General Atlantic, Sequoia Capital Are Key Drivers in Oracle Bid for TikTok - Leary
https://www.wsj.com/articles/general-atlantic-sequoia-capital-are-key-drivers-in-oracle-bid-for-tiktok-11598310734
======
Leary
New info revealed by article:

"The investment firms, which own large stakes in Beijing-based ByteDance Ltd.,
are key drivers behind a possible bid for TikTok by a group including Oracle
Corp."

"Microsoft had said it might invite some U.S. investors to join its bid. But
more recently Sequoia and General Atlantic grew concerned that they wouldn’t
have a place in a Microsoft deal and looked for another potential tech partner
that could give them a piece of the action, some of the people said. "

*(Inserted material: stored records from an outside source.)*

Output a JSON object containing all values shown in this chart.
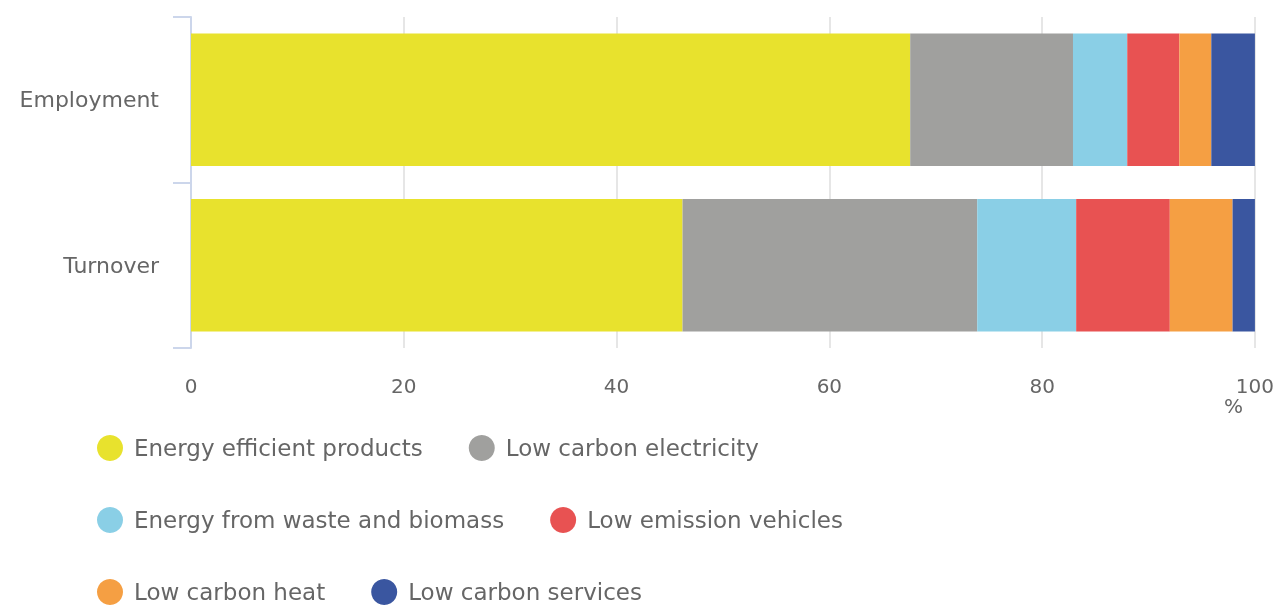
{
  "chart_data": {
    "type": "bar",
    "orientation": "horizontal",
    "stacked": true,
    "categories": [
      "Employment",
      "Turnover"
    ],
    "xlabel": "%",
    "xlim": [
      0,
      100
    ],
    "xticks": [
      0,
      20,
      40,
      60,
      80,
      100
    ],
    "grid": "x",
    "legend": "bottom",
    "series": [
      {
        "name": "Energy efficient products",
        "color": "#e8e22d",
        "values": [
          67.6,
          46.2
        ]
      },
      {
        "name": "Low carbon electricity",
        "color": "#a0a09e",
        "values": [
          15.3,
          27.7
        ]
      },
      {
        "name": "Energy from waste and biomass",
        "color": "#8acfe6",
        "values": [
          5.1,
          9.3
        ]
      },
      {
        "name": "Low emission vehicles",
        "color": "#e85252",
        "values": [
          4.9,
          8.8
        ]
      },
      {
        "name": "Low carbon heat",
        "color": "#f59f43",
        "values": [
          3.0,
          5.9
        ]
      },
      {
        "name": "Low carbon services",
        "color": "#3a56a0",
        "values": [
          4.1,
          2.1
        ]
      }
    ]
  }
}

"Bidders have been asked to submit offers by the end of the week, and one of
the parties could enter exclusive negotiations soon, according to people
familiar with the matter. "

"TikTok representatives have engaged with other companies about potential
involvement in a bid. They approached Netflix Inc. to gauge its interest in a
deal, people familiar with those discussions said, but the video-streaming
giant passed, one of them said."

"Zhang Yiming, ByteDance’s founder and chief executive, favors Microsoft, said
people familiar with his thinking."